Josephine, I'm afraid most tasks may not be done with loops as variable names and values may be arbitrarily inconsistent across surveys. I would do the following step by step.

First, list all variables of all surveys that need to be kept from original datasets in, for example, an Excel file, including their original names and rules of value assignment (the latter is important, for example, "gender" is 1 and 2 in some survey but 0 and 1 in other surveys.), as well as the final uniform names and value assignment you'd like to set. Based on my own experience, such a file makes me very clear about the whole picture and where I'm heading for.

Second, clean the data one by one. My first move of cleaning a data is always to keep substantive variables only. And then rename and revalue variables based on the uniform rules in the file from step one -- I don't think renaming variables to their variable labels is a good idea as variable labels may be different across surveys.

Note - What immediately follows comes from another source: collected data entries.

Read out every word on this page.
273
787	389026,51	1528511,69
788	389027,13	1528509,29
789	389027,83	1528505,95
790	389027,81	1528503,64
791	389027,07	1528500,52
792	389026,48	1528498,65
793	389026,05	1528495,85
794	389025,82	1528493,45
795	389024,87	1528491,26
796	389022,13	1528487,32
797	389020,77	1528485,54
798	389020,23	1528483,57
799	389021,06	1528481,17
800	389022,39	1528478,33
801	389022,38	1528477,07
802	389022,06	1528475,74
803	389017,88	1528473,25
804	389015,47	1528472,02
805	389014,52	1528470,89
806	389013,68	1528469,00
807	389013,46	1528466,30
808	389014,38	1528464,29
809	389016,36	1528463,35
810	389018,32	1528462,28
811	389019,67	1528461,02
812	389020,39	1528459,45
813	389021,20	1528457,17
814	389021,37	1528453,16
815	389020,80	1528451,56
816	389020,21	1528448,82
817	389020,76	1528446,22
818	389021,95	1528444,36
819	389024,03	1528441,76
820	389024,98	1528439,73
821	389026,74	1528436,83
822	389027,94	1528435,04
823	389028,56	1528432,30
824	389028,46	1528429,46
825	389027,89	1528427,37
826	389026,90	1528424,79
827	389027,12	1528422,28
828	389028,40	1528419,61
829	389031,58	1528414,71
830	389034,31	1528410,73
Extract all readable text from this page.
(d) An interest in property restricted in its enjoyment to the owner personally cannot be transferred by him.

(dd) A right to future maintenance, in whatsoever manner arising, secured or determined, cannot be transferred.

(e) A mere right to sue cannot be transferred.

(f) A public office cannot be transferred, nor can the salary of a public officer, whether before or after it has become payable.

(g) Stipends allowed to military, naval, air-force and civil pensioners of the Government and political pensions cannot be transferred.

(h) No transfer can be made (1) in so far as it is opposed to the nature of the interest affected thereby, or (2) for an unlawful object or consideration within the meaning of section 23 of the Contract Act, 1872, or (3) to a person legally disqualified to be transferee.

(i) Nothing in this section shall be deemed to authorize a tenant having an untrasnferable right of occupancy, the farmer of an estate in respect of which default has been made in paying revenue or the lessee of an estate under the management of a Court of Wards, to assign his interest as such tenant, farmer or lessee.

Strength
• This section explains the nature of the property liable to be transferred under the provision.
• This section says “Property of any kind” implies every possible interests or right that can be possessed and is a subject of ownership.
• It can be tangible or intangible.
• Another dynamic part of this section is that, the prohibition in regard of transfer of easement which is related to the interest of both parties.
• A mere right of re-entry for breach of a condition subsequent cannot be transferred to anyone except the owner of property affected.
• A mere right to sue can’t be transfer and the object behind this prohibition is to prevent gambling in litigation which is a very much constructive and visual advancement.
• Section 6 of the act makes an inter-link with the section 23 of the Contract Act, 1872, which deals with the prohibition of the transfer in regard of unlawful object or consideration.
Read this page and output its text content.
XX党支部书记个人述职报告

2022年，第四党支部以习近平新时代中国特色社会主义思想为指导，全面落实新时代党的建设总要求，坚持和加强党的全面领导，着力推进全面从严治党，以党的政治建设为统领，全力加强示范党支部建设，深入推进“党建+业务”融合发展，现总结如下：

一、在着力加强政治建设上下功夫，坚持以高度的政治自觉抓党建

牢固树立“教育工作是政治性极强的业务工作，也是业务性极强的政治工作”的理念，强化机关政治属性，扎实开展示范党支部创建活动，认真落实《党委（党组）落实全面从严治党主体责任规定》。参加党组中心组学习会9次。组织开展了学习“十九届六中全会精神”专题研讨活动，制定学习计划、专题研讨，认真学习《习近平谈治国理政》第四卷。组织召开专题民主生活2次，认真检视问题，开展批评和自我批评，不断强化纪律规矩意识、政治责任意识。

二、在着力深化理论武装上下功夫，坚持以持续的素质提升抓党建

Third, after the preliminary cleaning in step two (uniform names and value assignment now), append all 60 datasets with a couple of lines of code.

Last but not least, clean the appended data more deeply, including setting new variable and value labels, correcting errors, etc.

Of course, all steps above except the first need to be implemented with do files.
2 likes
Comment
Josephine George

Join Date: Dec 2018

Posts: 34
#4

11 Nov 2021, 04:39

Thanks Andrew. I had to add a "capture" but otherwise that worked perfectly!
Comment
Josephine George

Join Date: Dec 2018

Posts: 34
#5

11 Nov 2021, 04:42

Originally posted by Fei Wang View Post

Josephine, I'm afraid most tasks may not be done with loops as variable names and values may be arbitrarily inconsistent across surveys. I would do the following step by step.

First, list all variables of all surveys that need to be kept from original datasets in, for example, an Excel file, including their original names and rules of value assignment (the latter is important, for example, "gender" is 1 and 2 in some survey but 0 and 1 in other surveys.), as well as the final uniform names and value assignment you'd like to set. Based on my own experience, such a file makes me very clear about the whole picture and where I'm heading for.

Second, clean the data one by one. My first move of cleaning a data is always to keep substantive variables only. And then rename and revalue variables based on the uniform rules in the file from step one -- I don't think renaming variables to their variable labels is a good idea as variable labels may be different across surveys.

Third, after the preliminary cleaning in step two (uniform names and value assignment now), append all 60 datasets with a couple of lines of code.

Last but not least, clean the appended data more deeply, including setting new variable and value labels, correcting errors, etc.

Of course, all steps above except the first need to be implemented with do files.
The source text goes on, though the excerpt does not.